Alpaviram-a small pause thats what I am going to take in my GMAT journey... the last coupla weeks have been excruciating, was really bogged down by self-doubt and thousands of questions... is this the right time? am I ready? what do i have to show as achievements? what do i tell my recommenders to write about? are all the above questions irrelevant and should i just go ahead and apply?? uff!!
All this began after i spoke to a Ms B from ClearAdmit... she made it pretty clear to me that for someone like me, who isnt sure abt my long-term goals and has nothing to show, applying would be.... (she left it hanging, so one can only guess what she meant!) She even went so far as to suggest that probably i had no idea abt the seriousness of the whole process and should take care!!

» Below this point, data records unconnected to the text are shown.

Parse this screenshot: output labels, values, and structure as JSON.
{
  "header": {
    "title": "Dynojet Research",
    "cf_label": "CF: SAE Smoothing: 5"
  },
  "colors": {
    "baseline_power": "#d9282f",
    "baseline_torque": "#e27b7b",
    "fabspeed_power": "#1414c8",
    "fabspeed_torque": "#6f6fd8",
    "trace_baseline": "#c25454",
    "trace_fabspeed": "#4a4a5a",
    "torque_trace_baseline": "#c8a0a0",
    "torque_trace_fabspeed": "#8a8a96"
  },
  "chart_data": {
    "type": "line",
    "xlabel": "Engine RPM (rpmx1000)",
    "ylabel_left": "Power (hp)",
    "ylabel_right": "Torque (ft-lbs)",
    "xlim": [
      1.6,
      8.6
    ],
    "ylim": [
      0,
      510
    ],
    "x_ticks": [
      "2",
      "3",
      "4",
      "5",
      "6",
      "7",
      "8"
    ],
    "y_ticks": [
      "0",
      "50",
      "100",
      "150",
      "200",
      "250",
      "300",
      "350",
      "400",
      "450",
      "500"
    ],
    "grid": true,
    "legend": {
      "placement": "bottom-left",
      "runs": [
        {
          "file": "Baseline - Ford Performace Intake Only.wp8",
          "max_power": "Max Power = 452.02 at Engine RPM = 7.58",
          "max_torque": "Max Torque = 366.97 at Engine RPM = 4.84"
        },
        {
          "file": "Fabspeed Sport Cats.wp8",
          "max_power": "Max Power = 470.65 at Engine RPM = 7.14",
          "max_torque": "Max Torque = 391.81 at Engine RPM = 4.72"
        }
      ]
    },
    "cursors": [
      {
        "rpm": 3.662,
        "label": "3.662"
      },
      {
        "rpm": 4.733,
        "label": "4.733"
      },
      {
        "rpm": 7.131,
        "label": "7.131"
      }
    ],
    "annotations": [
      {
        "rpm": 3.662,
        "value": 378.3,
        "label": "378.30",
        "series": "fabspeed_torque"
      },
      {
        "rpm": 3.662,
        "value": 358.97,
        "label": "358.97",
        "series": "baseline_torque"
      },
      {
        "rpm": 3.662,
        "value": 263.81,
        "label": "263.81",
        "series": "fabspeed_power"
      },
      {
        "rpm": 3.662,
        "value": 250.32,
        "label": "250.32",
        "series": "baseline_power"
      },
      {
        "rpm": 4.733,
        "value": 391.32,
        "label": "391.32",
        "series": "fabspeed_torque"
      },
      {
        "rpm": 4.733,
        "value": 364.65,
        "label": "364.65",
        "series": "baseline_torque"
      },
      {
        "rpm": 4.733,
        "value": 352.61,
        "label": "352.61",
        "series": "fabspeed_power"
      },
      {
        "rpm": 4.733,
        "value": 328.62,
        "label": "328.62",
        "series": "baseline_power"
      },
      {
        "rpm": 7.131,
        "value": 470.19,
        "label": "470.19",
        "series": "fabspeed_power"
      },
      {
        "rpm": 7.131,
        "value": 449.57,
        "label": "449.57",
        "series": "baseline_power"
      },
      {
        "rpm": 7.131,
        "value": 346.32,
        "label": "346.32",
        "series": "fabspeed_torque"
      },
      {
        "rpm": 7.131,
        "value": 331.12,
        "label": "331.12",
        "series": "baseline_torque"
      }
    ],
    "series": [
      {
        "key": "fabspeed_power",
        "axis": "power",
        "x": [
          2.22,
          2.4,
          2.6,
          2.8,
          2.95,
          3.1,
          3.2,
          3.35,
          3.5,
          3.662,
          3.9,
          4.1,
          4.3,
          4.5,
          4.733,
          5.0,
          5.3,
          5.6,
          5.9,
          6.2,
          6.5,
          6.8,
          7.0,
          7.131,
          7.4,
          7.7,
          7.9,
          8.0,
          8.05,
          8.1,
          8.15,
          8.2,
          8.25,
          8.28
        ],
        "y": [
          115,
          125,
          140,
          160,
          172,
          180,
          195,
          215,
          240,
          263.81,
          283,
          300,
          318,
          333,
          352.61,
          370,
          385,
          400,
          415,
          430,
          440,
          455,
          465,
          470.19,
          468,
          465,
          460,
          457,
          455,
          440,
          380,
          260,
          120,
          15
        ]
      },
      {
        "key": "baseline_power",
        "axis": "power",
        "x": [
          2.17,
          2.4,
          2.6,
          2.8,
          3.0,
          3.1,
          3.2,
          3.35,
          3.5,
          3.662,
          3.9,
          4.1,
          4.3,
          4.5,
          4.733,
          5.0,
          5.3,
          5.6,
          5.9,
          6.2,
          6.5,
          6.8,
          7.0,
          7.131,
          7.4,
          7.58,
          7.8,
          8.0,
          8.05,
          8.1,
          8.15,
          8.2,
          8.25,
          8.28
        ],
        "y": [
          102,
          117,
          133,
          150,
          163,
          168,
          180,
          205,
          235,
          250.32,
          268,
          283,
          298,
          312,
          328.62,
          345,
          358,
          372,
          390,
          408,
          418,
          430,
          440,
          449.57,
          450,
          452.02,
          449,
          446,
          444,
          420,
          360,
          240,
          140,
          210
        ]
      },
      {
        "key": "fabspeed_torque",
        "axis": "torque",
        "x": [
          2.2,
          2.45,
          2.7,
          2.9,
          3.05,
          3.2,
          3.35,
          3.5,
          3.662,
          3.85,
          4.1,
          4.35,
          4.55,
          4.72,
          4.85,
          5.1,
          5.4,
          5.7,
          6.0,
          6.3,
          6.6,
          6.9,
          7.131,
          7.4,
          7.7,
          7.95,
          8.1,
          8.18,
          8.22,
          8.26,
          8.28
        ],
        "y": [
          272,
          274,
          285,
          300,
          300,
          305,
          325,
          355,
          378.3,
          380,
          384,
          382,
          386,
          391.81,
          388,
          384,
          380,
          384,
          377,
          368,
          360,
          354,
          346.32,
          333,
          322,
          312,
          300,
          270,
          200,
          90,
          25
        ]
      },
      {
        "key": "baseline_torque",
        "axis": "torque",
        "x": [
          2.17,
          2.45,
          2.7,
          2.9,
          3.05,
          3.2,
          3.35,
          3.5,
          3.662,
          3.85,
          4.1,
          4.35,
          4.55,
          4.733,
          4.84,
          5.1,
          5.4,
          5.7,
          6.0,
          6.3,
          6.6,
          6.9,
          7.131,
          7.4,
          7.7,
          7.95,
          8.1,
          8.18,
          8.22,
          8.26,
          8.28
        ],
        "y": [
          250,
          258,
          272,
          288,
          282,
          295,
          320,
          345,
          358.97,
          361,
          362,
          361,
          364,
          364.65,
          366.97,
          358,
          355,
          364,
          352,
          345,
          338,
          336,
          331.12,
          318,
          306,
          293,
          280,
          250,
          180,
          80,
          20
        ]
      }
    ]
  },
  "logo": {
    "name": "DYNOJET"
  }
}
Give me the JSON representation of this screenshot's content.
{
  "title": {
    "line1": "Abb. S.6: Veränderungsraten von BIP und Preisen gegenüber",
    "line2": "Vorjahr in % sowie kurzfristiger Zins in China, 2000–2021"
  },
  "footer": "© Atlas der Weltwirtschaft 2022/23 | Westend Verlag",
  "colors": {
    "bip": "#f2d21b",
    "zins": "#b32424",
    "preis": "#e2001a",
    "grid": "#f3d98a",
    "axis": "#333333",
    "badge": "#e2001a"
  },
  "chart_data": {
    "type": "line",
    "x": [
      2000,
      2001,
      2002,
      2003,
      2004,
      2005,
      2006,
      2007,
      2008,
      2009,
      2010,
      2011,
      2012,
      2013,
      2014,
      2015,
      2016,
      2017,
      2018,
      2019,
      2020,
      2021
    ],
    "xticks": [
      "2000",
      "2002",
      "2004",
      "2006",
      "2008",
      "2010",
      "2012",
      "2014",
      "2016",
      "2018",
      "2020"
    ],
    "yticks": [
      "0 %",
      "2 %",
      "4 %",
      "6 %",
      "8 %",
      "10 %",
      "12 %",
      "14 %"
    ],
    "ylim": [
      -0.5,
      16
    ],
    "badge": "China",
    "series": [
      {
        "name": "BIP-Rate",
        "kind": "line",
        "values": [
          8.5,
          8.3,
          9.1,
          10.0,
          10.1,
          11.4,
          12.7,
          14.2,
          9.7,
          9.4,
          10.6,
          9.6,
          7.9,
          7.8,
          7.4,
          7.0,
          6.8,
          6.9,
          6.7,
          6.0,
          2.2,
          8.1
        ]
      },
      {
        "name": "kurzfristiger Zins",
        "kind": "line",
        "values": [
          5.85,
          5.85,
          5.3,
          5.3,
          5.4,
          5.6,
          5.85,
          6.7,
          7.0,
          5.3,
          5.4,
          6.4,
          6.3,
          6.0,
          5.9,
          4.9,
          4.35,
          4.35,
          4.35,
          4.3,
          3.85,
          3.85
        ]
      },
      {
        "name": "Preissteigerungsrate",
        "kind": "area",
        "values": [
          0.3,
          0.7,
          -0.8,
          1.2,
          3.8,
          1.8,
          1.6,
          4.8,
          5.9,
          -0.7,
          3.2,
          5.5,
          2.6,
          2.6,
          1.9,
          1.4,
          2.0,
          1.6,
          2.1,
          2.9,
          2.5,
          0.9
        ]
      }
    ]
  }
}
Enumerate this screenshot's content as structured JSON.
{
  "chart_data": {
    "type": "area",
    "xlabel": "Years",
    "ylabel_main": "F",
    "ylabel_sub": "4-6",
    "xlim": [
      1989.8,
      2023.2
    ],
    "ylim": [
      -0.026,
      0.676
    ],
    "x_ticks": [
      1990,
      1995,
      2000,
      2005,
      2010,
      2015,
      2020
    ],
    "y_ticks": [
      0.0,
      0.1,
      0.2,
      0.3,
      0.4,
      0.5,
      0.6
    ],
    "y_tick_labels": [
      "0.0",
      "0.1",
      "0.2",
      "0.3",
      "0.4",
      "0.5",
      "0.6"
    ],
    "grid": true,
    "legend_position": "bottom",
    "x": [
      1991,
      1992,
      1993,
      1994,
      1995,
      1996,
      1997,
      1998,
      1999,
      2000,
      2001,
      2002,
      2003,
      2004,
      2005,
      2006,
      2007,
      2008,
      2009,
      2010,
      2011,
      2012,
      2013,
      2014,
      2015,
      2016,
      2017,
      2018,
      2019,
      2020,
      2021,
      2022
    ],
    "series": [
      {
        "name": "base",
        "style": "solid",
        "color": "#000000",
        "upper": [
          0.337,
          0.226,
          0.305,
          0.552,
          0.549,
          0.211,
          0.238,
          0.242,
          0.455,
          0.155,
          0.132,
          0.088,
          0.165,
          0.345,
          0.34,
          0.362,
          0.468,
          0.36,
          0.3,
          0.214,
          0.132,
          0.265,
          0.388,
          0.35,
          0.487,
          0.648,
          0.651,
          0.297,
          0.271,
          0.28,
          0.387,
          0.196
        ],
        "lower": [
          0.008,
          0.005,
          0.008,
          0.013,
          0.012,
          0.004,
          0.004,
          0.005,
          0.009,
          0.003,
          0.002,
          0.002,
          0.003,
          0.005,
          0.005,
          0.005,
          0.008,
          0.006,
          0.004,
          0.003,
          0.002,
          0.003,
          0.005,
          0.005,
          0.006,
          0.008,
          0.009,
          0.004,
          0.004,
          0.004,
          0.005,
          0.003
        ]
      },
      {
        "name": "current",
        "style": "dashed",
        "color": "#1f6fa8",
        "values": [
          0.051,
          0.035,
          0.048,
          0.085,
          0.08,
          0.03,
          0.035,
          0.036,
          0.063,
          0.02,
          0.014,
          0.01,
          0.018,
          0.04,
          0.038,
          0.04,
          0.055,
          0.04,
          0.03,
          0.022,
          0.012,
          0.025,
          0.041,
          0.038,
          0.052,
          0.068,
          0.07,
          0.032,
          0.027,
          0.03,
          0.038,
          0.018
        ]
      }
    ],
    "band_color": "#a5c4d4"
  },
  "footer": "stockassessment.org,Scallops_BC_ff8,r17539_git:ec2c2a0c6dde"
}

Just when I was beginning to see the truth in her observations, I heard about a friend's friend - Ms. A - who had gotten into Krannert with 2-yrs exp and a GMAT score of 650!!! Now how on earth did that happen??!! That made me rethink... am i just too scared of applying? do i fear failing (again!) so much?? well, to be absolutely honest, yes, I do.... I dont think I can take anymore of that!
And to add to this, came the news of my impending visa interview... scheduled for the 29th of August... was getting ready for the interview, collecting documents etc when my manager, a Mr. C, let it out that if all goes well I would have to travel to San Diego in the second week of October itself!!!!
Oh! my brain would almost burst due to overload.... I havent done so much thinking and pondering in a lifetime!! But the decision is now made.... I will apply only next year after I have been able to garner some valuable international experience... The primary points in favor are:
1. additional experience, international, would be advantageous
2. if i make the right moves, i would be able to add up a lot to my right-now-pretty-common resume
3. the income in dollars would come in handy
4. would be give me time to research and select the schools and programs more thoroughly and the applications next year would be more planned
5. could probably gather some better recommendations!
6. a prior exposure to US culture and place would stand in good stead when i do join school
There are many 'probably's and 'maybe's but since I am aware of my final aim everything that I will do will be directed towards that goal...
The only point against is:
1. the further delay.... with marriage looming large, every year spent before an MBA seems like a crime to Ma!!
But I have come to a decision and I can only hope that all works out well... I just have to maintain focus and I am sure that this decision will not prove to be wrong!